Can drone strikes target US citizens? Critics say rules are vague.
Criticism of the leaked Justice Department document – which allows for drone strikes against top level terrorists who are US citizens – is piling up from both the right and left, with critics charging that its language is too permissive.
Lt Col Leslie Pratt/US Air Force/Reuters/Handout
A newly-leaked Justice Department memo detailing Obama administration rules for drone strikes on terrorists who are US citizens is drawing criticism Tuesday from across the political spectrum. It’s sure to be a central topic in the Senate on Thursday, when White House official John Brennan, who’s helped run the drone program, faces questions in his nomination hearing to be the next director of the CIA.
The central aspect of the memo that critics find troubling is its vagueness. The document outlines loose definitions of which citizens qualify as top terrorists, the circumstances under which they pose an “imminent” threat to the US, and when it’s not feasible to simply capture them.
“The takeaway is that the Obama administration took a process that is supposed to constrain the president within the law’s confines ... and then qualified those constraints so drastically that it would be more honest to acknowledge that neither imminence nor infeasible capture are really required,” writes Conor Friedersdorf of the Atlantic, a longtime opponent of the secret drone program.
First, the basics: the 16-page memo was obtained by NBC News and published on its website. It appears to be an unclassified Justice paper summarizing a longer, classified Office of Legal Counsel official finding on when it is – and isn’t – legal for US security officials to target US citizens suspected of working with Al Qaeda.
The paper obtained by NBC was apparently meant to be used to brief members of Congress. It outlines a three-part test for when US citizens might end up in their own nation’s cross-hairs.
First, they must be senior members of Al Qaeda. Second, they must pose an imminent threat of violent attack against the US. Third, it must be infeasible for US or allied forces to capture the individual in question.
All that’s required, under the memo’s wording, is for a well-informed top official of the US government to decide that the person in question is a top terrorist. As for “imminent,” that does not mean “about to happen” in this case. It means only that the alleged terrorist must have recently been involved in activities posing a threat of violent attack and that there is no evidence they’ve renounced those activities.

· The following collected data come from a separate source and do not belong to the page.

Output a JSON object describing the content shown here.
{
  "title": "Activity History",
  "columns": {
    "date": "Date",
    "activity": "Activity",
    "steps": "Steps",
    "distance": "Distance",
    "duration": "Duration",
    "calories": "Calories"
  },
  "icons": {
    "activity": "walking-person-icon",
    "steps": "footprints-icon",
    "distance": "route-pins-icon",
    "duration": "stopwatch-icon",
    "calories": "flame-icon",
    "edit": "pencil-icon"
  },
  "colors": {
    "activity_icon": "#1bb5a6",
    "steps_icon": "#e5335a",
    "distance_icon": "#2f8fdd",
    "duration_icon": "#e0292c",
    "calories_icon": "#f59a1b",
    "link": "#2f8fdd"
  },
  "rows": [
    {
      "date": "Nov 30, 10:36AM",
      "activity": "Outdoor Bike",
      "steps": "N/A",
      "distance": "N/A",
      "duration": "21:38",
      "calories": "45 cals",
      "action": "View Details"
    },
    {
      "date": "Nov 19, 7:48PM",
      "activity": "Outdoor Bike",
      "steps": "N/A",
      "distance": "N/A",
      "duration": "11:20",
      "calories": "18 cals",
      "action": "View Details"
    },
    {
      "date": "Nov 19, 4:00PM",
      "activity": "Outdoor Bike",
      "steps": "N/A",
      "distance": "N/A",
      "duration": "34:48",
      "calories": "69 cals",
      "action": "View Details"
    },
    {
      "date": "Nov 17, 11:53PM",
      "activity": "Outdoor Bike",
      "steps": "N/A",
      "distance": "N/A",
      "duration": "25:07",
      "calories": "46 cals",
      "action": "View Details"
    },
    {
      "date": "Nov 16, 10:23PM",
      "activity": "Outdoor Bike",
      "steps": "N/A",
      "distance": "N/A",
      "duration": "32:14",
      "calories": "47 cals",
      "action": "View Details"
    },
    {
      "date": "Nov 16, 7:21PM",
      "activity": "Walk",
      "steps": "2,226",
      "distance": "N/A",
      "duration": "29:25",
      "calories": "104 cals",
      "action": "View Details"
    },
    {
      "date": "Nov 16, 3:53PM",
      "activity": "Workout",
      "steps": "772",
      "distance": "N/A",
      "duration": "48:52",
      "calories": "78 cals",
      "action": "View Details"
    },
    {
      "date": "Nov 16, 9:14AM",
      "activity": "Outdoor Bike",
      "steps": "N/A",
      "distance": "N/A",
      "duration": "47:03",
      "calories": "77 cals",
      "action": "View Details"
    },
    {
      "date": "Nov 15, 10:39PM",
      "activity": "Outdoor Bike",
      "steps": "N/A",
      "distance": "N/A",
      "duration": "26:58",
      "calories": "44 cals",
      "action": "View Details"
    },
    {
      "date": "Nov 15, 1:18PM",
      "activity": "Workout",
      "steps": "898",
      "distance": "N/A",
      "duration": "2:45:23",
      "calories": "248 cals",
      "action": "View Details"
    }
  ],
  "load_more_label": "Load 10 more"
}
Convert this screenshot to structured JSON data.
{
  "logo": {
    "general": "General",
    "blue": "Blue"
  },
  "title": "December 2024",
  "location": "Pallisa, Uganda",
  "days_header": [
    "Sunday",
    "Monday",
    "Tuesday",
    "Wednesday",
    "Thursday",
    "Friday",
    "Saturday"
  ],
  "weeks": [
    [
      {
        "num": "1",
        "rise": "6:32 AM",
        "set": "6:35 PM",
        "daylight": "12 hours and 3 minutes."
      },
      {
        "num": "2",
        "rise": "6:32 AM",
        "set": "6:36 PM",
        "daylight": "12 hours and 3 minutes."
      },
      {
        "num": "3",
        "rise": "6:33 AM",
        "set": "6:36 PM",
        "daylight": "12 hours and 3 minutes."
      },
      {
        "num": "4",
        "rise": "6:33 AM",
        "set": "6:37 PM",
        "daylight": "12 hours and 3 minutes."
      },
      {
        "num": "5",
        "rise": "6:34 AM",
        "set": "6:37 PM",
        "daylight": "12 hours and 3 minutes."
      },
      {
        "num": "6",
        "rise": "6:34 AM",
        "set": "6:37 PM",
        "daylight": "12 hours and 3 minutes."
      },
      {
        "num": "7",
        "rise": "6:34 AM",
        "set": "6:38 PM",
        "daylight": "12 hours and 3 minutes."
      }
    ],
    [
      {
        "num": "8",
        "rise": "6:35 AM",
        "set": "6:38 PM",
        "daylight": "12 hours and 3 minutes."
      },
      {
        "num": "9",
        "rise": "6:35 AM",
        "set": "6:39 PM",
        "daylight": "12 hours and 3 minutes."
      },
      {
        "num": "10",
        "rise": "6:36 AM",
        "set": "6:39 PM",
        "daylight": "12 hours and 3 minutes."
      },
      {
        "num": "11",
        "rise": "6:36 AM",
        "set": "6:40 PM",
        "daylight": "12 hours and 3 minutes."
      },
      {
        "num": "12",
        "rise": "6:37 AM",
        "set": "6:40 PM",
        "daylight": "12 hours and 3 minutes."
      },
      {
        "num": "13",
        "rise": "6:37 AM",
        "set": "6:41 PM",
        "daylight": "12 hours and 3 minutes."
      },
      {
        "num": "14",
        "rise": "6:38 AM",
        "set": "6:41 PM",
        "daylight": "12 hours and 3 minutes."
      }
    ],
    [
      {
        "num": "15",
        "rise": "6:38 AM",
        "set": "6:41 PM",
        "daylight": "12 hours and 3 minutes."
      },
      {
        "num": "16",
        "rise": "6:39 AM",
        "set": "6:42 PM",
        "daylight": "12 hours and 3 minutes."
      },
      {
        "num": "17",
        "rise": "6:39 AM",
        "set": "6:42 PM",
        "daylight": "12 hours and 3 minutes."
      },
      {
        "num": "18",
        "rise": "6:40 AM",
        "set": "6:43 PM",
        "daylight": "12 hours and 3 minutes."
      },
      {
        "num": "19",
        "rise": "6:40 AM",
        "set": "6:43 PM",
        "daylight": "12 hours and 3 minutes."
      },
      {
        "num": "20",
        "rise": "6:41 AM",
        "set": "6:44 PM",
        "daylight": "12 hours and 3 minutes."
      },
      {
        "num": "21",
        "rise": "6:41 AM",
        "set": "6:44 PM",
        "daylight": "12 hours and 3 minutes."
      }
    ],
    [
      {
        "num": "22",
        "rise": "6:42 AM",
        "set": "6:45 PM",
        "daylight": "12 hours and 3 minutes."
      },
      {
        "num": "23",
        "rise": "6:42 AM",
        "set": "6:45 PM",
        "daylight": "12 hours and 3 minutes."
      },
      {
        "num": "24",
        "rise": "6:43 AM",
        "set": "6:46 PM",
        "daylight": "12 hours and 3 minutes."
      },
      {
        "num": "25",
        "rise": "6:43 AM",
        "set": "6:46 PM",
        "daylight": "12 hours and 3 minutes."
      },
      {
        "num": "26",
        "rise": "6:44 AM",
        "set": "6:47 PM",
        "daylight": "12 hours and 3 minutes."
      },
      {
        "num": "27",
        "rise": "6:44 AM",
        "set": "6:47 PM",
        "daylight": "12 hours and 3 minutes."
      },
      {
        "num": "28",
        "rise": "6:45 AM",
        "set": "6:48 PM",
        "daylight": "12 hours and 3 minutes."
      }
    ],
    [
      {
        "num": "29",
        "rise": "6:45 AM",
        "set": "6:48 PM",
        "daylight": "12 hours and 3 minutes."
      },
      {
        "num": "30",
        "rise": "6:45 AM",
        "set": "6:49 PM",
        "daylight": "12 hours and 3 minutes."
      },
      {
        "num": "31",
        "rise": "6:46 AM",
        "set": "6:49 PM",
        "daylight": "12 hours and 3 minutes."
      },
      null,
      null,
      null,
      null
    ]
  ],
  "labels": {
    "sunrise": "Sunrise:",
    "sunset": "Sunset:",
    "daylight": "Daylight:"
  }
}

Waiting to attack until a terrorist act is actually about to occur would be waiting too long, according to the memo. The US might not have time to defend itself, since top terrorists may make themselves scarce in the days and weeks before an attack is supposed to occur.
“The United States is likely to have only a limited window of opportunity within which to defend Americans in a manner that has both a high likelihood of success and sufficiently reduces the probabilities of civilian casualties,” reads the memo.
As for mounting an attempt to capture the person in question, that’s deemed “infeasible” if it might result in harm to US or allied forces.
The memo sparked a rare moment of bipartisanship in US political discourse, as some on both sides of the aisle reacted the same way to its provisions: with alarm.
At the right-leaning blog Hot Air, for instance, Ed Morrissey writes that “this memo ... basically gives the government carte blanche to target Americans in whatever it considers to be the battlefield for almost any kind of ‘threat’ it imagines.”
Meanwhile, the American Civil Liberties Union declared the paper a “disturbing document.”
“It summarizes in cold legal terms a stunning overreach of executive authority – the claimed power to declare Americans a threat and kill them far from a recognized battlefield and without any judicial involvement before or after the fact,” said Hina Shamsi, director of the ACLU’s National Security Project, in a statement.
The US use of armed drones as the sharp point of its war against Al Qaeda was already sure to come up Thursday when John Brennan, Obama’s chief counterterrorism advisor, sits before the Senate Intelligence Committee.
White House officials have described Brennan as a restraint on the drone program, and said he’s eager to get the CIA out of the drone business by transferring it to the US military. They defend the use of drones as a responsible and limited effort that reduces both US casualties and collateral damage, while inflicting notable damage on America’s adversaries.
But the scope of US targeted killings – some 3,500 over the years, in an estimated 420 strikes, according to the Council on Foreign Relations – is so large that for some members of Congress simply shifting responsibility for the program may not be enough.
“We’ve shifted from major boots on the ground to an entirely secret operation in which not even the American people understand the costs or strategic benefit to what is being carried out in their name,” said Sarah Holewinski, executive director of the Center for Civilians in Conflict during a CFR media conference call on Feb. 4.